Ein Studium sei deutlich mehr wert, jeder könne eine Ausbildung machen oder man hätte deutlich schlechtere Chancen auf dem Arbeitsmarkt – dies sind alles Vorurteile gegenüber einer Ausbildung, die der eine oder andere haben könnte. Dies kann Sylvia Scholz, Vorsitzende der Geschäftsführung der Agentur für Arbeit Rottweil-Villingen-Schwenningen, so nicht bestätigen, wie sie auf einer Pressekonferenz zur Bilanz über den Ausbildungsmarkt zum Ausdruck bringt.

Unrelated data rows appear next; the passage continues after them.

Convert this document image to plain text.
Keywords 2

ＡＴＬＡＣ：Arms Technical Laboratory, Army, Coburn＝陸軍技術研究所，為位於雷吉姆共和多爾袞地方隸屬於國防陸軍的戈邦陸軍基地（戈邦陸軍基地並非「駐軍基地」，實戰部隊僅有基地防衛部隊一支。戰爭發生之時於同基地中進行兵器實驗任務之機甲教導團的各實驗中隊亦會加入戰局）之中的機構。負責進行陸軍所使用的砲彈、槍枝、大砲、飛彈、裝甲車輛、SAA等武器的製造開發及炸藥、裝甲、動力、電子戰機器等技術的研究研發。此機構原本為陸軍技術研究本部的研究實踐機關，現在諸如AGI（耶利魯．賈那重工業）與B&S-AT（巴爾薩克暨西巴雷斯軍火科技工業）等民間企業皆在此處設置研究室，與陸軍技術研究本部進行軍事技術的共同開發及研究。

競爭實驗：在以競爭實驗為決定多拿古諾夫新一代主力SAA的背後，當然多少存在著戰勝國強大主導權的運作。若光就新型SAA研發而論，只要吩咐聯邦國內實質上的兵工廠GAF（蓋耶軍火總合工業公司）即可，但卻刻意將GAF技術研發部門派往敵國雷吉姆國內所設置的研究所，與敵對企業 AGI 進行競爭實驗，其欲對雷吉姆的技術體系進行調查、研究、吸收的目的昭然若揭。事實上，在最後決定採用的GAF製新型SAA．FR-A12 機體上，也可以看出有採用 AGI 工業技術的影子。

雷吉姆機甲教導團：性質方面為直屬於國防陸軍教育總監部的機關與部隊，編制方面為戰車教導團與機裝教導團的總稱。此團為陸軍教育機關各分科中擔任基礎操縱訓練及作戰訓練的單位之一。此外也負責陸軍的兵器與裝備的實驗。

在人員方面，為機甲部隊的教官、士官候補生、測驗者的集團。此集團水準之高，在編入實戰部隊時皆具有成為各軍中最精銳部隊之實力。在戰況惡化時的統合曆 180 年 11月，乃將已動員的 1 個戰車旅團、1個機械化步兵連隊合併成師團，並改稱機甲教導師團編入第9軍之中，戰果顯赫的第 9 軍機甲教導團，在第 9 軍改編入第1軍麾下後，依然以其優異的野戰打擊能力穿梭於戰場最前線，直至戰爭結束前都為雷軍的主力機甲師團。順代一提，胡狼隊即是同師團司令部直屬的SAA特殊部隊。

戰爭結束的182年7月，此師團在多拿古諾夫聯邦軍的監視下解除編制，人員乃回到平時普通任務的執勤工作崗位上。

"Eine Berufsausbildung ist unverändert ein guter Einstieg ins Berufsleben", sagt Scholz. Gut ausgebildete junge Menschen würden "dringend gesucht" werden. Corona habe den Ausbildungsmarkt beeinflusst. Maßnahmen zur beruflichen Orientierung, wie Messen, persönliche Gespräche mit dem Berufsberater oder das Praktikum im Betrieb musste häufig abgesagt werden. Dies sei sehr bedauerlich und habe oft zu einer vertagten Berufswahlentscheidung geführt.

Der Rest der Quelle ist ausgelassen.